Tuesday, April 17, 2007

Rules for Self-Management

If you want Agile to be more successful for your organization, you need each individual to think differently about their role and expectation from management. For the teams to be self-organizing, you need each individual to be self-managed. This isn't to say that management in an Agile organization isn't necessary, as they need to be there to provide direction and remove roadblocks for the team if the team cannot do it for themselves.

However, the more the team can manage for themselves, the greater the productivity and efficiency. After all, part of Agile is to be able to deliver working software with better quality and response time.
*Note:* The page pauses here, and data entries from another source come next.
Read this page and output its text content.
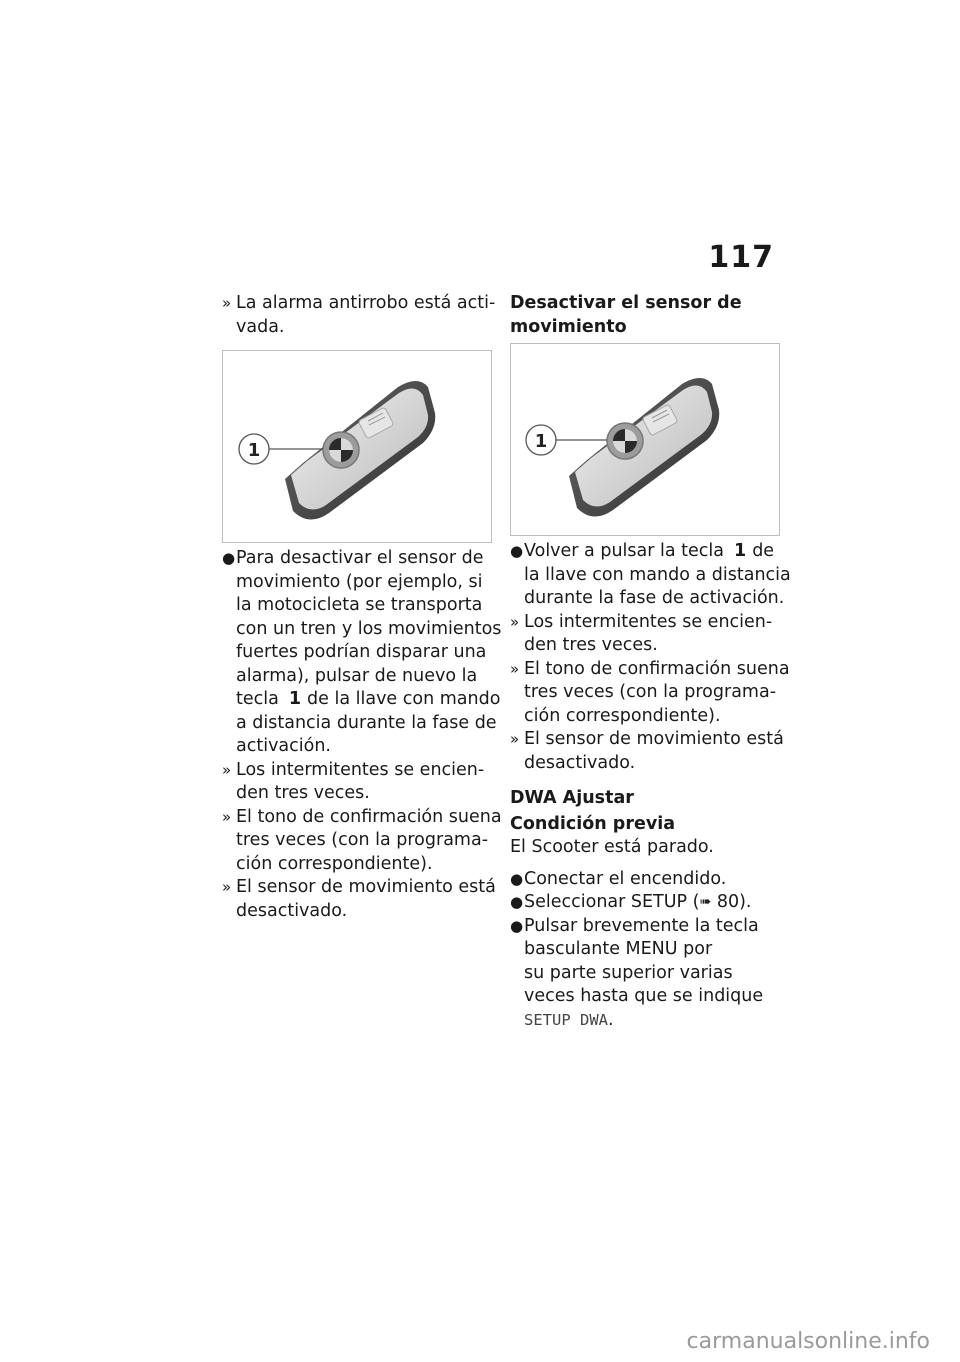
117
» La alarma antirrobo está acti-
vada.
1
● Para desactivar el sensor de
movimiento (por ejemplo, si
la motocicleta se transporta
con un tren y los movimientos
fuertes podrían disparar una
alarma), pulsar de nuevo la
tecla 1 de la llave con mando
a distancia durante la fase de
activación.
» Los intermitentes se encien-
den tres veces.
» El tono de confirmación suena
tres veces (con la programa-
ción correspondiente).
» El sensor de movimiento está
desactivado.
Desactivar el sensor de
movimiento
1
● Volver a pulsar la tecla 1 de
la llave con mando a distancia
durante la fase de activación.
» Los intermitentes se encien-
den tres veces.
» El tono de confirmación suena
tres veces (con la programa-
ción correspondiente).
» El sensor de movimiento está
desactivado.
DWA Ajustar
Condición previa
El Scooter está parado.
● Conectar el encendido.
● Seleccionar SETUP (➠ 80).
● Pulsar brevemente la tecla
basculante MENU por
su parte superior varias
veces hasta que se indique
SETUP DWA.
carmanualsonline.info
Rosa Say has always been one of my favorite bloggers on the top of management. She has a recent post on her Talking Story blog that as I read it realized how well it would work on an Agile team if the team adopted her 12 Rules of Self-Management. Here they are, read it for yourself and imagine if each individual followed these rules:

1. Live by your values, whatever they are. You confuse people when you don’t, because they can’t predict how you’ll behave.
2. Speak up! No one can “hear” what you’re thinking without you be willing to stand up for it. Mind-reading is something most people can’t do.
3. Honor your own good word, and keep the promises you make. If not, people eventually stop believing most of what you say, and your words will no longer work for you.
4. When you ask for more responsibility, expect to be held fully accountable. This is what seizing ownership of something is all about; it’s usually an all or nothing kind of thing, and so you’ve got to treat it that way.
5. Don’t expect people to trust you if you aren’t willing to be trustworthy for them first and foremost. Trust is an outcome of fulfilled expectations.
6. Be more productive by creating good habits and rejecting bad ones. Good habits corral your energies into a momentum-building rhythm for you; bad habits sap your energies and drain you.
7. Have a good work ethic, for it seems to be getting rare today. Curious, for those “old-fashioned” values like dependability, timeliness, professionalism and diligence are prized more than ever before. Be action-oriented. Seek to make things work. Be willing to do what it takes.
8. Be interesting. Read voraciously, and listen to learn, then teach and share everything you know. No one owes you their attention; you have to earn it and keep attracting it.
9. Be nice. Be courteous, polite and respectful. Be considerate. Manners still count for an awful lot in life, and thank goodness they do.
10. Be self-disciplined. That’s what adults are supposed to “grow up” to be.
11. Don’t be a victim or a martyr. You always have a choice, so don’t shy from it: Choose and choose without regret. Look forward and be enthusiastic.
12. Keep healthy and take care of yourself. Exercise your mind, body and spirit so you can be someone people count on, and so you can live expansively and with abundance.